International Journal of Population Data Science (Apr 2017)

Displaying Linkage Success Statistics to Identify Systemic Errors

  • Mike Simpson,
  • Harold Yip,
  • Brent Hills

DOI
https://doi.org/10.23889/ijpds.v1i1.194
Journal volume & issue
Vol. 1, no. 1

Abstract

Read online

ABSTRACT Objective The primary objective is to create a method for displaying linkage statistics to researchers, data stewards, and linkage specialists in an informative and meaningful way. The method must visually display the linkage summary data and highlight drops in the linkage success rate. Approach We created a web interface which shows linkage statistics by age and geography in calendar/service years. Each cell contains both the percentage of linked values along with the percentage of successfully linked data. The interface is filterable by gender, data-type, and whether to display the number of successful or unsuccessful linkages. Due to the high volume of data which will appear on the screen at one time, we use a heat map to highlight cells which have unusually high or low values. Totals are displayed with their own heat maps to compare easily years across ages group or age groups across years. We mask small cell sizes to preserve privacy. Results This approach allows people to easily spot drops in linkage success.
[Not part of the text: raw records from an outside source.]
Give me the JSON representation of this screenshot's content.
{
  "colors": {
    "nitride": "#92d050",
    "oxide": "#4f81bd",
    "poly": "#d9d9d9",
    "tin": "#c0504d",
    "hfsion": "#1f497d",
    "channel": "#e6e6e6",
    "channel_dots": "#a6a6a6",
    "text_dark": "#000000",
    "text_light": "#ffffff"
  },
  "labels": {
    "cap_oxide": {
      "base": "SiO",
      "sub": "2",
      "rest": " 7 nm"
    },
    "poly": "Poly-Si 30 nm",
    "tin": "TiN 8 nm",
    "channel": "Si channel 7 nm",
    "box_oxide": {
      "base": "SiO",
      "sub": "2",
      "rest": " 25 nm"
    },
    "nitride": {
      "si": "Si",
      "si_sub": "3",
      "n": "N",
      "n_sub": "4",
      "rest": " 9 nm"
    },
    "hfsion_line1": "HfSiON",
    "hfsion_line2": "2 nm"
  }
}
If a particular year’s data or age group has a lower linkage rate than the rest of the dataset, the heat map can clearly highlight that discrepancy. Displaying the number of linkages along with the rate helps us determine if the sample size is playing a role in a low linkage success rate. Conclusion Data quality issues can silently cause linkage success rates to drop in certain years, geographies, age groups, or genders. Displaying linkage statistics on a single page with a heat map allows people to quickly spot inconsistencies in linkages.